5. Si M. A conteste en appel avoir reçu notification du courrier du 23 mai 2024 l’invitant à confirmer le maintien de ses conclusions dans un délai d’un mois, il ressort du dossier de première instance que ce courrier a été notifié, le jour même, par la voie de l’application informatique Télérecours à son conseil qui en a accusé réception le 27 mai 2024 à 10h35, ainsi qu’il ressort de l’accusé de réception de ce courrier.
6. En second lieu, il ressort des pièces du dossier que M. A n’a pas produit d’observations en réponse au mémoire en défense du ministre qui lui avait été communiqué le 14 décembre 2023 et que la demande du 23 mai 2024 a été adressée au requérant alors que la période d’ajournement de sa demande d’acquisition de la nationalité française était achevée depuis plus d’un mois, circonstance qui permettait de s’interroger sur l’intérêt que conservait pour l’intéressé sa demande introduite devant le tribunal le 6 septembre 2022. Dans ces conditions, en l’absence de confirmation expresse du maintien de ses conclusions dans le délai d’un mois qui lui était imparti pour ce faire, le président de la 1ère chambre du tribunal administratif de Nantes a fait une juste application des dispositions précitées de l’article R. 612-5-1 du code de justice administrative en donnant acte, par l’ordonnance du
17 juillet 2024, à M. A du désistement d’office de sa requête.
7. En dernier lieu, aux termes de l’article 6 de la convention européenne de sauvegarde des droits de l’homme et des libertés fondamentales : « Toute personne a droit à ce que sa cause soit entendue équitablement, publiquement et dans un délai raisonnable, par un tribunal indépendant et impartial, établi par la loi, qui décidera, soit des contestations sur ses droits et obligations de caractère civil, soit du bien-fondé de toute accusation en matière pénale dirigée contre elle () ».

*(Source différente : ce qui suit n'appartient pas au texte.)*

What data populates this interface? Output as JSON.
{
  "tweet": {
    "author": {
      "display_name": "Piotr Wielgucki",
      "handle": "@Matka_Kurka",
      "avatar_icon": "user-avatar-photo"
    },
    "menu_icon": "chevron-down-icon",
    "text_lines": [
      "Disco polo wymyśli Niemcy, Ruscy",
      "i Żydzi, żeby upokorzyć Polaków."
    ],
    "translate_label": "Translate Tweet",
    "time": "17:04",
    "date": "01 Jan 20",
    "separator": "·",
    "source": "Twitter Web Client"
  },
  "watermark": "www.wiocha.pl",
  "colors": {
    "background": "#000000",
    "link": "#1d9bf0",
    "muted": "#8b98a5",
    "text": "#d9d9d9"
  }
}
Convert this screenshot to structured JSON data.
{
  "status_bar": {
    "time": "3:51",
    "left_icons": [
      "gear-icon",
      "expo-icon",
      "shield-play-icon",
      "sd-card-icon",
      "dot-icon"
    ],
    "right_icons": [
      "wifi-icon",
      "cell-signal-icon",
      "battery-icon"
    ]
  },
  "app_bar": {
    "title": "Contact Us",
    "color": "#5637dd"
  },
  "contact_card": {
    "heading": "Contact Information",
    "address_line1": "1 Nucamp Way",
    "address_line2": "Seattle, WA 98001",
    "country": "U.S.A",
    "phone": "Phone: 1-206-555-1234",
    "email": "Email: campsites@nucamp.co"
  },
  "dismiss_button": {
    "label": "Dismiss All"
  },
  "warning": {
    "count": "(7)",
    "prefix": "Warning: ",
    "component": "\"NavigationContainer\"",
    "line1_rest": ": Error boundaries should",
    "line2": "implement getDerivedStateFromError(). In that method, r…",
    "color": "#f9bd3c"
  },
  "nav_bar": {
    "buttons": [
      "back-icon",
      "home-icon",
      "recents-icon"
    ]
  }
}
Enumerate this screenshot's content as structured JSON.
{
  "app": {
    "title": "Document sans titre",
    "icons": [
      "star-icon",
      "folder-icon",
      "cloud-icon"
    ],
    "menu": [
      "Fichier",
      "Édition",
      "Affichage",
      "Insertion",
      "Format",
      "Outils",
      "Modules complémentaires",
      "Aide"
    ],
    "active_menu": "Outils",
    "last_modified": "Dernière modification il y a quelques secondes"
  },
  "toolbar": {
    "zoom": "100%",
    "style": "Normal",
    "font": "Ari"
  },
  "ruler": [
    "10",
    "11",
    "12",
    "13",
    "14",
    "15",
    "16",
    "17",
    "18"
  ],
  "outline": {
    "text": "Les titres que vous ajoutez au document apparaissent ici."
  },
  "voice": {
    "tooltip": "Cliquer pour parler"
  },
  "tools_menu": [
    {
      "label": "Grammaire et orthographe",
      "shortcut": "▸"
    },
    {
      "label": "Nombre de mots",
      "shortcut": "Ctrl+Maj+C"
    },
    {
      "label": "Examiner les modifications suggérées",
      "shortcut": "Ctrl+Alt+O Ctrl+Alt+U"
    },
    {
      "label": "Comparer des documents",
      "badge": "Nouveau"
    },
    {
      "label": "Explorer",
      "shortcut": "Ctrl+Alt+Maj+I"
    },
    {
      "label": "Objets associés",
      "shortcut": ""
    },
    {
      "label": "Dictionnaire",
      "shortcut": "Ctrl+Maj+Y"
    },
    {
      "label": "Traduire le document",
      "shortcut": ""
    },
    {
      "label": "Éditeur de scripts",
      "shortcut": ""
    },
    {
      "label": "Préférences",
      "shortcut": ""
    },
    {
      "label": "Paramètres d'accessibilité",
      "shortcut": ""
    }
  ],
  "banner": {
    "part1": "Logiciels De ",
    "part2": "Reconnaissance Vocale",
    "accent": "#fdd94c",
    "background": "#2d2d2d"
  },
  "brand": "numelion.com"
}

8. Les dispositions précitées de l’article R. 612-5-1 du code de justice administrative visent, dans l’intérêt d’une bonne administration de la justice, à permettre au juge de s’assurer, avant qu’il statue, qu’une demande dont il est saisi conserve un intérêt pour son auteur. Eu égard à l’objectif qu’elles poursuivent et aux garanties dont leur mise en œuvre est entourée, ces dispositions ne sont pas incompatibles avec les stipulations du 1 de l’article 6 de la convention européenne de sauvegarde des droits de l’homme et des libertés fondamentales. Par suite, le moyen tiré de ce que l’ordonnance attaquée méconnaîtrait les stipulations précitées de l’article 6 de la convention européenne de sauvegarde des droits de l’homme et des libertés fondamentales doit être écarté.
9. Il résulte de ce qui précède que la requête de M. A est manifestement dépourvue de fondement et doit être rejetée y compris en ce qu’elle comporte des conclusions aux fins d’injonction et des conclusions tendant à l’application des dispositions de l’article
L. 761-1 du code de justice administrative.
ORDONNE :
Article 1er : La requête de M. A est rejetée.
Article 2 : La présente ordonnance sera notifiée à M. B A et au ministre d’Etat, ministre de l’intérieur.
Fait à Nantes, le 9 avril 2025.
La présidente de la 2ème chambre
C. Buffet
La République mande et ordonne au ministre d’Etat, ministre de l’intérieur en ce qui le concerne, et à tous commissaires de justice à ce requis en ce qui concerne les voies de droit commun contre les parties privées, de pourvoir à l’exécution de la présente décision.